Apple App Store infiltrated by spyware posing as support app

Apple App Store found to contain spyware

One of the key differences between the Google Play and Apple App Stores are their admission guidelines. Generally, the Android application review process only takes a few hours. Conversely, the iOS store has much more stringent standards and new apps can be evaluated for up to two days.

As such, it’s surprising that a new spyware app has managed to infiltrate both platforms.

Recently, mobile data security firm Lookout discovered a pernicious piece of Android malware had migrated to Apple’s ecosystem. The Exodus spyware can copy a smartphone owner’s user data, track movements, and discreetly record conversations. Moreover, the software performs those functions while disguised as a mobile carrier support tool.

Intriguingly, the developers of the spyware program didn’t submit it to the iOS store.  Instead, they released it via the Apple Developer Enterprise Program. The platform gives large organizations the ability to create their own branded apps. Accordingly, it has a much more lenient screening process than the consumer app marketplace. In February, reports emerged that cybercriminals were distributing bootleg versions of popular apps via the Enterprise Program.

Lookout also uncovered the malicious software’s unusual origin; an Italian cybersecurity firm may have created it.
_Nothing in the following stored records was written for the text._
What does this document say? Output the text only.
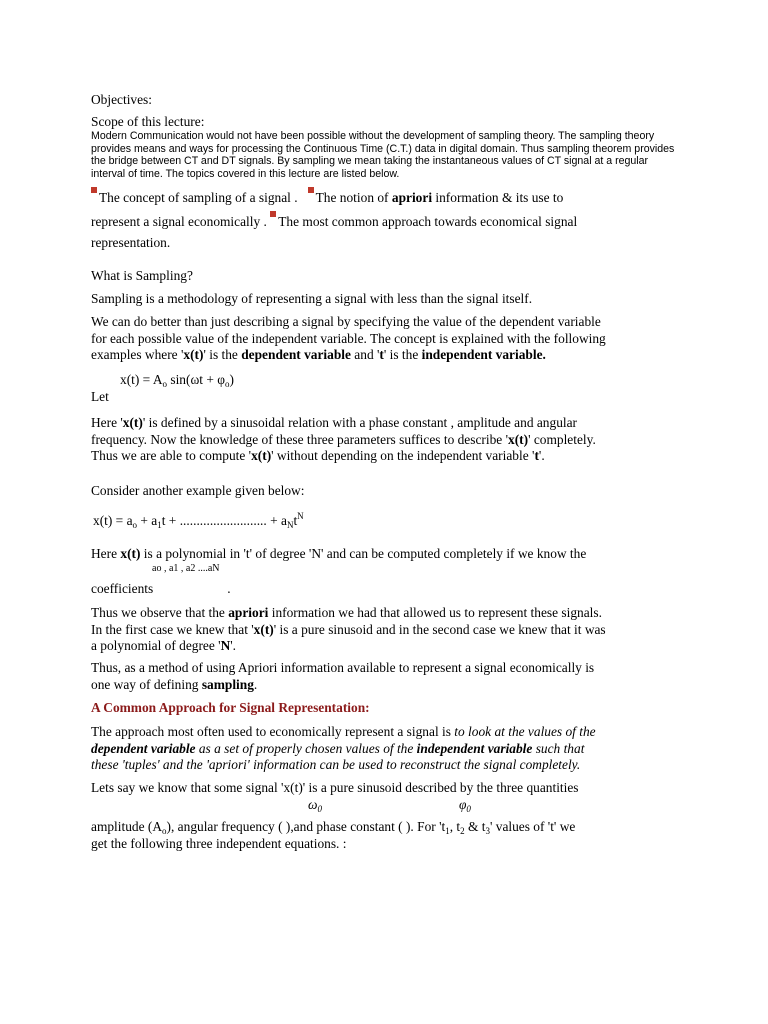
Objectives:
Scope of this lecture:
Modern Communication would not have been possible without the development of sampling theory. The sampling theory provides means and ways for processing the Continuous Time (C.T.) data in digital domain. Thus sampling theorem provides the bridge between CT and DT signals. By sampling we mean taking the instantaneous values of CT signal at a regular interval of time. The topics covered in this lecture are listed below.
The concept of sampling of a signal . The notion of apriori information & its use to
represent a signal economically . The most common approach towards economical signal
representation.
What is Sampling?
Sampling is a methodology of representing a signal with less than the signal itself.

We can do better than just describing a signal by specifying the value of the dependent variable

for each possible value of the independent variable. The concept is explained with the following

examples where 'x(t)' is the dependent variable and 't' is the independent variable.

$x(t) = A_o$ $\sin(\omega t + \varphi_o)$
Let

Here 'x(t)' is defined by a sinusoidal relation with a phase constant , amplitude and angular

frequency. Now the knowledge of these three parameters suffices to describe 'x(t)' completely.

Thus we are able to compute 'x(t)' without depending on the independent variable 't'.

Consider another example given below:
$x(t) = a_o + a_1t$ + .......................... + $a_Nt^N$

Here x(t) is a polynomial in 't' of degree 'N' and can be computed completely if we know the

ao , a1 , a2 ....aN
coefficients	.

Thus we observe that the apriori information we had that allowed us to represent these signals.

In the first case we knew that 'x(t)' is a pure sinusoid and in the second case we knew that it was

a polynomial of degree 'N'.

Thus, as a method of using Apriori information available to represent a signal economically is

one way of defining sampling.

A Common Approach for Signal Representation:

The approach most often used to economically represent a signal is to look at the values of the

dependent variable as a set of properly chosen values of the independent variable such that

these 'tuples' and the 'apriori' information can be used to reconstruct the signal completely.

Lets say we know that some signal 'x(t)' is a pure sinusoid described by the three quantities
$\omega_0$	$\varphi_0$
amplitude $(A_o)$, angular frequency ( ),and phase constant ( ). For '$t_1$, $t_2$ & $t_3'$ values of 't' we
get the following three independent equations. :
Corporate Spyware Gone Bad

Notably, Exodus is an unusually elegant piece of spyware. Once downloaded, the program doesn’t initially behave in a way that would be flagged by an antivirus app. However, the software obtains user permission to download a zip file that performs more harmful tasks. In addition to accessing a consumer’s personal data, the malware opens a channel allowing third parties to dictate the device’s operations.

While performing a thorough analysis, cybersecurity experts determined Exodus was designed by an Italian company called eSurv. Specifically, researchers found the program was communicating with the security firm’s servers. Although the company’s main product is video surveillance software, it also develops spyware for local law enforcement agencies.

However, the company’s alleged development of Exodus was not legal. Italian law forbids civilian groups or individuals from using spyware. Consequently, local authorities launched an investigation into eSurv and seized its digital assets earlier this month.

As of this writing, Italian police are still investigating the connection between eSurv and Exodus. However, when Motherboard asked the firm directly if they made the program, one of its developers responded, “confidential information. I don’t think I can say anything about this ;).”

Exodus is no longer available on the Google and Apple App Stores.

Big Tech has Mobile Security Problem

On its own, the existence of an application like Exodus is incredibly chilling. But the fact the world’s largest application platforms aren’t equipped to deal with its existence is even more upsetting.

Last year, The Burn-In reported that the Google Play Store only discovered 13 apps available on its platform were malware after they’d been downloaded more than 500,000 times. More recently, a cybersecurity company uncovered the fact that two-thirds of its antivirus apps were fake. Clearly, the Android app marketplace needs a security overhaul.

Similarly, Apple’s enterprise app program desperately needs a more robust screening process. Notably, Facebook and Google created apps using the platform that Apple temporarily shut down for terms of service violations.

Sadly, these institutional vulnerabilities mean individual users are effectively on their own when it comes to mobile device security.